L’Europe se prépare à une relation plus conflictuelle avec les États Unis
En Europe, les inquiétudes concernant les relations futures avec Washington s’intensifient. Le président français Emmanuel Macron a récemment appelé l’Europe à se préparer à de nouveaux conflits avec les États Unis. L’administration Trump est décrite comme ouvertement antieuropéenne, avec l’objectif de fragiliser l’Union européenne et la cohésion du continent.
Dans ce contexte, des attentes élevées entourent un discours que Macron pourrait prononcer à Munich, présenté par certains comme un moment de portée historique pour définir la réponse stratégique de l’Europe face à l’évolution de l’ordre mondial de Trump.

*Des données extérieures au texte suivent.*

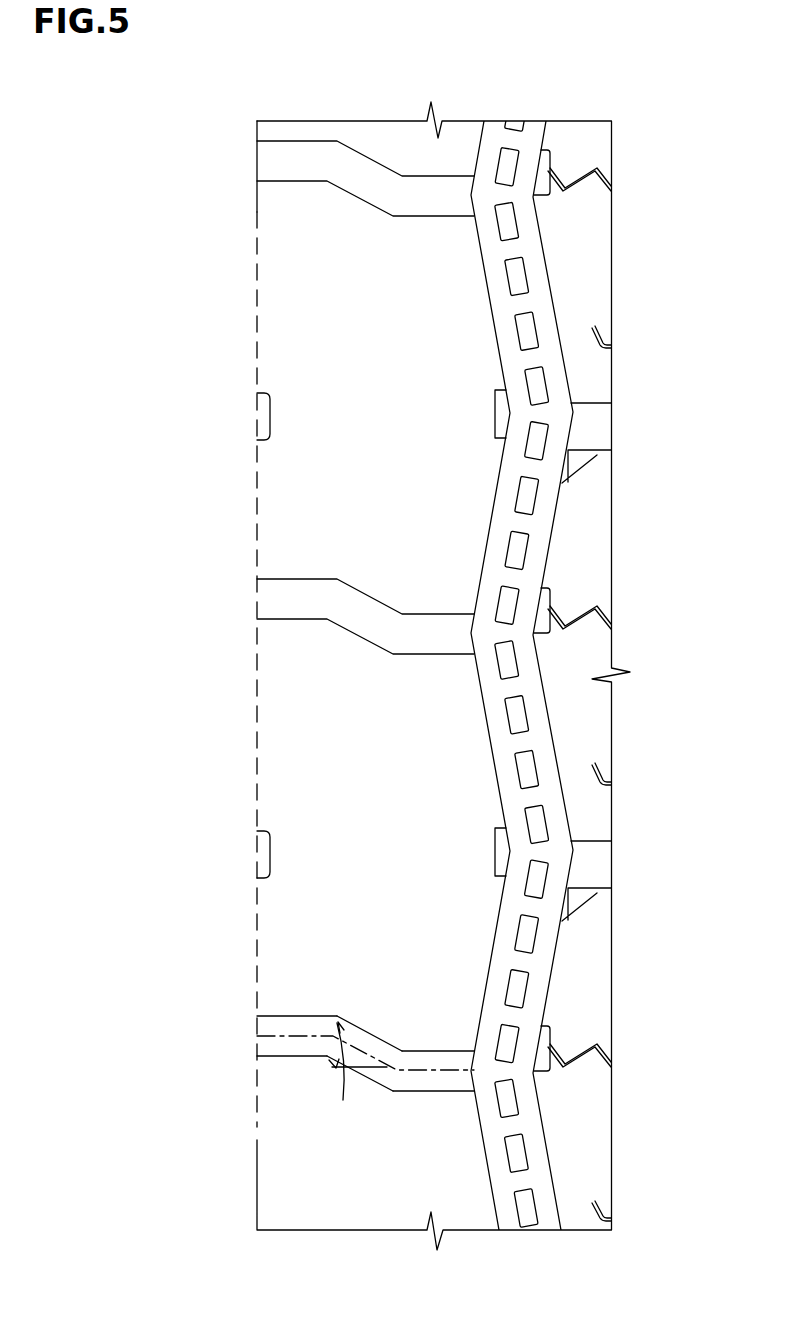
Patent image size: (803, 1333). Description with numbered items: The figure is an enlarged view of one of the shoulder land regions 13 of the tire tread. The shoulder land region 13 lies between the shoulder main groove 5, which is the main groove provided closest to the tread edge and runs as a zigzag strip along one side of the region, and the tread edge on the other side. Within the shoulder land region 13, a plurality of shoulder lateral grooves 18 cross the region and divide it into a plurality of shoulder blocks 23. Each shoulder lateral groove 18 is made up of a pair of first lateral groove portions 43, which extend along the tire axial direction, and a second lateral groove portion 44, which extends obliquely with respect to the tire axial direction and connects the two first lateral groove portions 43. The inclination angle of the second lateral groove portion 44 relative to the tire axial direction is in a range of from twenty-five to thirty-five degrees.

The shoulder main groove 5 is at (484, 150).
The shoulder land region 13 is at (334, 224).
The shoulder lateral groove 18 is at (441, 185).
The shoulder block 23 is at (403, 361).
The first lateral groove portion 43 is at (303, 1015).
The second lateral groove portion 44 is at (375, 1031).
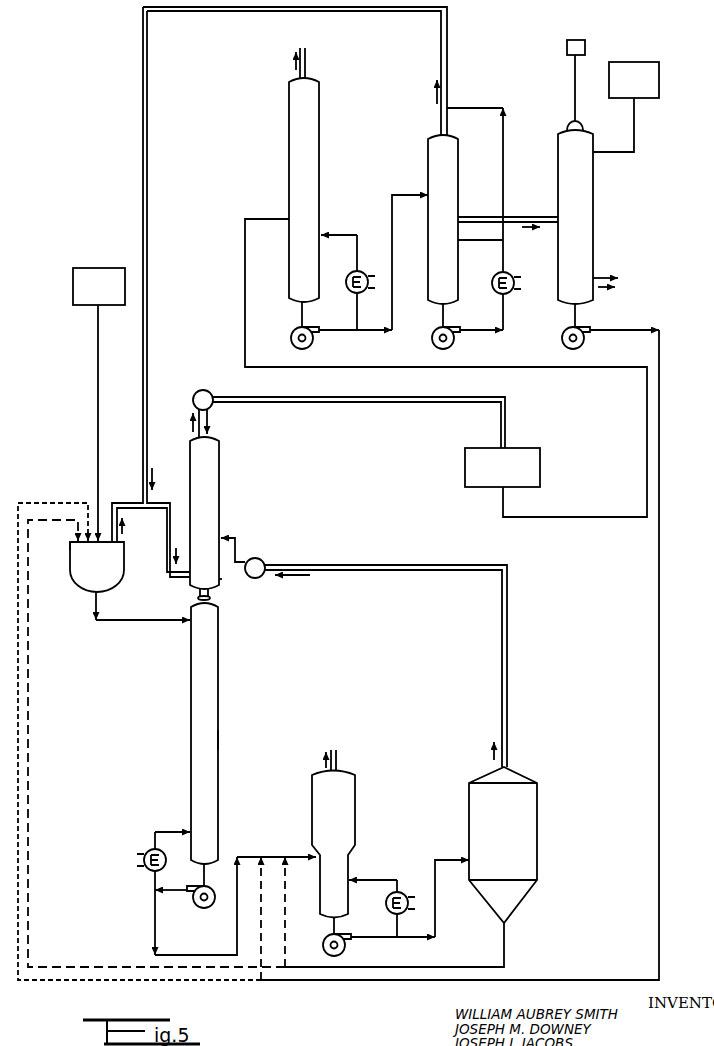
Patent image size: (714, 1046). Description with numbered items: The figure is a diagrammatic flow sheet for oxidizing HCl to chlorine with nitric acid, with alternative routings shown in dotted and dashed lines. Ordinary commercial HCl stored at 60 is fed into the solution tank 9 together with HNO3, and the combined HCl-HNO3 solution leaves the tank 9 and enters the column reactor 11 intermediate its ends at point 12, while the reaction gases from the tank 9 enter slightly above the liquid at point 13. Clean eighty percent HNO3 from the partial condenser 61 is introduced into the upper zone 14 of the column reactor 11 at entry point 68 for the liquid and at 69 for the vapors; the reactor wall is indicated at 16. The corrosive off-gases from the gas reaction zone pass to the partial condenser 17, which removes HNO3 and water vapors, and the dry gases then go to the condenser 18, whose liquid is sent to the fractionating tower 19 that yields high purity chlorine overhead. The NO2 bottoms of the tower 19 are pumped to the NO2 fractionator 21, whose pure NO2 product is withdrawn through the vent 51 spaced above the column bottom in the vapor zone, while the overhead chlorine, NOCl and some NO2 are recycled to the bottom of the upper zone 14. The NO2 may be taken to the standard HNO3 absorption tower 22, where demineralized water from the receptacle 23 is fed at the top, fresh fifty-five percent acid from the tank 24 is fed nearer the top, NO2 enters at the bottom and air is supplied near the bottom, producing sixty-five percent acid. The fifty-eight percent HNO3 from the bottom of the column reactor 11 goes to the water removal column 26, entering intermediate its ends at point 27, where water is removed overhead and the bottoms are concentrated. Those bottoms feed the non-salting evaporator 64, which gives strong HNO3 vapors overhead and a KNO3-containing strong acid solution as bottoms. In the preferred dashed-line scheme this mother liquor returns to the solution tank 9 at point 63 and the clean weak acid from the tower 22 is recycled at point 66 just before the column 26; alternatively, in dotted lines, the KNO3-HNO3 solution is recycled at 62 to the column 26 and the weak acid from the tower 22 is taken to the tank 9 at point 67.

La frustration sociale nourrit la montée de l’extrême droite
Le rapport s’appuie également sur des enquêtes d’opinion révélant une hausse marquée de la frustration et du sentiment d’impuissance parmi les populations de plusieurs pays occidentaux. En Allemagne, en France et au Royaume Uni, plus de la moitié des personnes interrogées estiment que leur situation ne s’améliorera pas dans les années à venir.
Selon les auteurs, ce pessimisme affaiblit la confiance dans les systèmes politiques existants et alimente le soutien aux partis d’extrême droite et aux mouvements autoritaires. En Allemagne, le parti AfD est désormais la deuxième force politique et participe pour la première fois avec une délégation officielle à la conférence de Munich.
Un système qui favorise les plus puissants
Le rapport met en garde contre les conséquences profondes de ce basculement politique pour les démocraties libérales. Les auteurs le décrivent comme l’une des tendances les plus déterminantes du XXIe siècle, susceptible de fragiliser les systèmes démocratiques de l’intérieur.
Ils soulignent également un paradoxe central. Un monde régi par des règles plus faibles et une politique de puissance renforcée pourrait avant tout servir les intérêts des riches et des puissants, au détriment d’une large partie de la population.
Une semaine dense pour la diplomatie de sécurité
La Conférence de sécurité de Munich marque la fin d’une semaine particulièrement chargée pour la diplomatie de sécurité européenne et transatlantique. En amont du sommet, des réunions distinctes ont rassemblé les ministres de la Défense de l’Union européenne, de l’OTAN et les chefs d’État et de gouvernement européens.
La Norvège est fortement représentée à Munich, avec le Premier ministre et plusieurs ministres clés. La conférence rassemble ainsi les principaux décideurs à un moment où les alliances, les institutions et l’équilibre des puissances sont soumis à une pression croissante.
Un avertissement sur un nouvel ordre mondial
Le message du rapport est sans ambiguïté. Le monde s’éloigne de la coopération et des règles communes pour évoluer vers un ordre plus fragmenté, conflictuel et imprévisible. Au centre de cette transformation se trouve une politique américaine qui, selon les auteurs, rompt avec des décennies de pratiques internationales.
Pour les participants réunis à Munich, la question centrale devient celle de la capacité des démocraties à protéger leurs institutions, leurs valeurs et leur stabilité dans un monde où les garants traditionnels de l’ordre mondial ne jouent plus le même rôle.